DOLE: Eighteen and under the age of 18 in there for violent crimes, murder, first degree murder. We worried once about children having children, now we're worrying about children killing children. And juvenile arrests may double by the year 2010, and some of today's newborns will become tomorrow's 14-year-old killers, super predators, as the experts predict.
And I won't pretend that this is a simple issue. Too many children are born to circumstances few of us can imagine, mean streets, and loveless homes. And these children are American citizens like the rest of us, and our leaders should never rest until we have found ways to reach out and offer hope to everyone. And at the heart of juvenile violence is the breakdown of the family.

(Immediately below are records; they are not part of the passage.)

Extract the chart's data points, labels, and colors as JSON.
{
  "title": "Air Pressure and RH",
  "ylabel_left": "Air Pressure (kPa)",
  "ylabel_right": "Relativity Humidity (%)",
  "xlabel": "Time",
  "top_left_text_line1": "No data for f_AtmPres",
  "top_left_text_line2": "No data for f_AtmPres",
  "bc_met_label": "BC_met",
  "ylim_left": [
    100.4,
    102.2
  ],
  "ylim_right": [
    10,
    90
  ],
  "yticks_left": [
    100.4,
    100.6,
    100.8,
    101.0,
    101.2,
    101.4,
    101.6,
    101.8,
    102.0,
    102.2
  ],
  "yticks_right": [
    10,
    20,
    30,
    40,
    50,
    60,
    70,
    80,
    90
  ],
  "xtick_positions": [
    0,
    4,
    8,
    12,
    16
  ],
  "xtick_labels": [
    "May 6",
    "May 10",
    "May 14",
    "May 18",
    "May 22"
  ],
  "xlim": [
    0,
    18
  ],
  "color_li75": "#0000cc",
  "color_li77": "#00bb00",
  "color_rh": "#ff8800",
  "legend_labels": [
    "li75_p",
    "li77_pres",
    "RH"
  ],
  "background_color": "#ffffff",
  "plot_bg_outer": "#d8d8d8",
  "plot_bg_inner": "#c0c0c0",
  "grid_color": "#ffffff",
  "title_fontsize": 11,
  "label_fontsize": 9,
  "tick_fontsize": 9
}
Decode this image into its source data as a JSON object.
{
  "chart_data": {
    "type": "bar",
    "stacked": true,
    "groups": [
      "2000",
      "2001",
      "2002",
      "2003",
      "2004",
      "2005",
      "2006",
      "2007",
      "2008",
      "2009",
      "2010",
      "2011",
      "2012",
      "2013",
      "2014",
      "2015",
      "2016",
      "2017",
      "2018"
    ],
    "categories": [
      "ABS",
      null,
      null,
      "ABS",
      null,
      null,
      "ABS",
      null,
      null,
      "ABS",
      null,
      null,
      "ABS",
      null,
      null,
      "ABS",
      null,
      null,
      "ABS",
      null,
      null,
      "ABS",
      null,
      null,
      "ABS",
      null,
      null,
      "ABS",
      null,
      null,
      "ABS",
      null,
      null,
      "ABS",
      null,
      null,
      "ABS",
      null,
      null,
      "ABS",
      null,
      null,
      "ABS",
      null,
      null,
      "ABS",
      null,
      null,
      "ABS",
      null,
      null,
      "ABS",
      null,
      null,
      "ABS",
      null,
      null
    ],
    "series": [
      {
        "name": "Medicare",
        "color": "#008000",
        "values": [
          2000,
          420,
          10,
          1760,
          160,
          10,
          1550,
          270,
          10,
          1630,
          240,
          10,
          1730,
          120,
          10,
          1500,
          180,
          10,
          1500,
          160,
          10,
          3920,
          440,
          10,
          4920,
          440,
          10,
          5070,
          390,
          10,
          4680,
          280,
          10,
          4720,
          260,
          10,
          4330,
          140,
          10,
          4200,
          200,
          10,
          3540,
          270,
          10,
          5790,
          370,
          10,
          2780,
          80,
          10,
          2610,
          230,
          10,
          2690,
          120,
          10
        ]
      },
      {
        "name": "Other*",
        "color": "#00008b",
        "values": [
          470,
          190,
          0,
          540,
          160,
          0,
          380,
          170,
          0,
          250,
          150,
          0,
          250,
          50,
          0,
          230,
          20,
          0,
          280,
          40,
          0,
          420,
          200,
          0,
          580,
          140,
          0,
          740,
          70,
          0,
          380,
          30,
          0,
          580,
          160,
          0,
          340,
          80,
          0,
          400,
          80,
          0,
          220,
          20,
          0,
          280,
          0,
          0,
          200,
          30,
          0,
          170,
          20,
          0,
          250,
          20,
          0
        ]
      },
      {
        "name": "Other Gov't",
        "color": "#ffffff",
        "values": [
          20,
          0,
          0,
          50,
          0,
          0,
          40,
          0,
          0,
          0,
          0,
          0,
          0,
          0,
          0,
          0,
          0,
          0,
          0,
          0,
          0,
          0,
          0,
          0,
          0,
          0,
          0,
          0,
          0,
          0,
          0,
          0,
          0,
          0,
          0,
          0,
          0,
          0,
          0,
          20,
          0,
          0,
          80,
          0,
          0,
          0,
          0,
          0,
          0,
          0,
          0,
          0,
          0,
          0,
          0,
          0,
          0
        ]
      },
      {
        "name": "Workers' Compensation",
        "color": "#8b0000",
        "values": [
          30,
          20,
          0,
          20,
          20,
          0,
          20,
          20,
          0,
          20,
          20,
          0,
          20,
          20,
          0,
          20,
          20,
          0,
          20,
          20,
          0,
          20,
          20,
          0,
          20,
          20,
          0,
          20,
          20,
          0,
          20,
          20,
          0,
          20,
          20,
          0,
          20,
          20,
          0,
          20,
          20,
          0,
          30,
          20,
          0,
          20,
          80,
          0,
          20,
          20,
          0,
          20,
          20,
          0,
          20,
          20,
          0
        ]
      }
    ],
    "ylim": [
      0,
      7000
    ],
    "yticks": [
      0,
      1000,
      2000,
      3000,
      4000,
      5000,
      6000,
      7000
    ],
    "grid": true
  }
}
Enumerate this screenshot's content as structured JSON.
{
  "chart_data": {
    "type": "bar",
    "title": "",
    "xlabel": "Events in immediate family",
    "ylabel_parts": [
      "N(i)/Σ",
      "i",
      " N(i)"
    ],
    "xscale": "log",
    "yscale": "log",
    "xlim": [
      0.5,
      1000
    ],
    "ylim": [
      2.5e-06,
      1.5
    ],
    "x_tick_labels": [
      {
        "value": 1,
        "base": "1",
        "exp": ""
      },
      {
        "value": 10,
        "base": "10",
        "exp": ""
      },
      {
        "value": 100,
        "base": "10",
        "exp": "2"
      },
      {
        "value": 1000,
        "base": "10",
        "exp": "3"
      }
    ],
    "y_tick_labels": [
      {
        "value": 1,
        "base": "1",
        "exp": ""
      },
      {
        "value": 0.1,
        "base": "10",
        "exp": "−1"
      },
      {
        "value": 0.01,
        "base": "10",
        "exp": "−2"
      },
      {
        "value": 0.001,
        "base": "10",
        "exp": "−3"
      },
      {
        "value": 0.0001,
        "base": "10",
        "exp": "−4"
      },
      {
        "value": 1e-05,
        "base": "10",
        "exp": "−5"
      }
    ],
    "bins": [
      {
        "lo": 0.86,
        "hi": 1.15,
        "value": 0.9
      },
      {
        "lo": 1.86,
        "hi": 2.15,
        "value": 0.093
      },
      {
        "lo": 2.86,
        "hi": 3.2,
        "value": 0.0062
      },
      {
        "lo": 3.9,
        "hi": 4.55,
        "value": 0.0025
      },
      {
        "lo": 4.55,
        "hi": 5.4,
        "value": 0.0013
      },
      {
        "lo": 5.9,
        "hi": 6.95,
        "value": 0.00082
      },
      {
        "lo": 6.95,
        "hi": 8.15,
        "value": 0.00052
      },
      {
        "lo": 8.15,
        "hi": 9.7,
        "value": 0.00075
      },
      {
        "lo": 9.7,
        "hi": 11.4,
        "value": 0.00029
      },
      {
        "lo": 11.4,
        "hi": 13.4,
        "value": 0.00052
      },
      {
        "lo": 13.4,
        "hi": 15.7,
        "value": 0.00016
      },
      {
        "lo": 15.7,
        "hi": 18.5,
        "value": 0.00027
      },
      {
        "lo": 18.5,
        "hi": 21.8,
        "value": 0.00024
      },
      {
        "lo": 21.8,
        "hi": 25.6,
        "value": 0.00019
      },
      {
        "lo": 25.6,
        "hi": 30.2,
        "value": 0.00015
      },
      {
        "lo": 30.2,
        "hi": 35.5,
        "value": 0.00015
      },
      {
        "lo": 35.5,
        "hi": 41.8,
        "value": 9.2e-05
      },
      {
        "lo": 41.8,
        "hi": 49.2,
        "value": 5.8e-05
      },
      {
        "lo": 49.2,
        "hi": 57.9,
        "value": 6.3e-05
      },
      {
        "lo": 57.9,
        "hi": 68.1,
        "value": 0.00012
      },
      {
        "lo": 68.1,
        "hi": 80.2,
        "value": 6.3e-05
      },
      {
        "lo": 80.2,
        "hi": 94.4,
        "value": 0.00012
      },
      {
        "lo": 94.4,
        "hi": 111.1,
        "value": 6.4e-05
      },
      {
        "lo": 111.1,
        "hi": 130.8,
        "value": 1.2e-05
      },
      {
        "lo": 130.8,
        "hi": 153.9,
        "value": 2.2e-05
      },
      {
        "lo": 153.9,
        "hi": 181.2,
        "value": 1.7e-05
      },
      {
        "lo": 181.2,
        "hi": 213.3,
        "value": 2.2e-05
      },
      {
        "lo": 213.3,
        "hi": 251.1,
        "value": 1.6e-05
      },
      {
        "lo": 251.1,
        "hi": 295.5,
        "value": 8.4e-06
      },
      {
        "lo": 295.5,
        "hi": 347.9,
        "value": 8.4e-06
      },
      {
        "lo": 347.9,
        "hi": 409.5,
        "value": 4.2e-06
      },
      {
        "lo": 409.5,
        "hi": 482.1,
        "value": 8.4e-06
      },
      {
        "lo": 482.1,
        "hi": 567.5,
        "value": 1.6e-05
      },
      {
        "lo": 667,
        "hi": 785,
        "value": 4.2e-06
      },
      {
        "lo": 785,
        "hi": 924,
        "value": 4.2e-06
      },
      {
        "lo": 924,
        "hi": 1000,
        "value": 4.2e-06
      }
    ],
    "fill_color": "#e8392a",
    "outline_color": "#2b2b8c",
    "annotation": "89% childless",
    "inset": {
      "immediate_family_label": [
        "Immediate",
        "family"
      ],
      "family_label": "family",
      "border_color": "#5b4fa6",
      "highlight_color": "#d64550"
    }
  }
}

It seems to me that we need to change things. Thirty percent of our children are born into homes without fathers. In 15 years, under the current rate, the number will exceed 50 percent. And no society that calls itself civilized can sustain this frightening trend.
And at its best, government can help families, and its worst it can hurt families — whether by taxing them too much or failing to deliver a quality education.
But of all the wrong turns taken by big government, none has been a great disaster than welfare. The system treats marriage, work, and personal responsibility as irrelevant. It has produced a culture of illegitimacy, depency, and self-destruction.
Rebuilding the family is the best juvenile crime prevention program we could hope for, and we can start by reforming welfare. And last week I announced...
I announced a program to end welfare. Remember presidential candidate Clinton said we're going to end as we know it. Well, he's already vetoed it twice. So just wait about seven more months, and I'll end it as we know it. And we'll keep our word, and we'll sign the bill. And we'll put people back to work.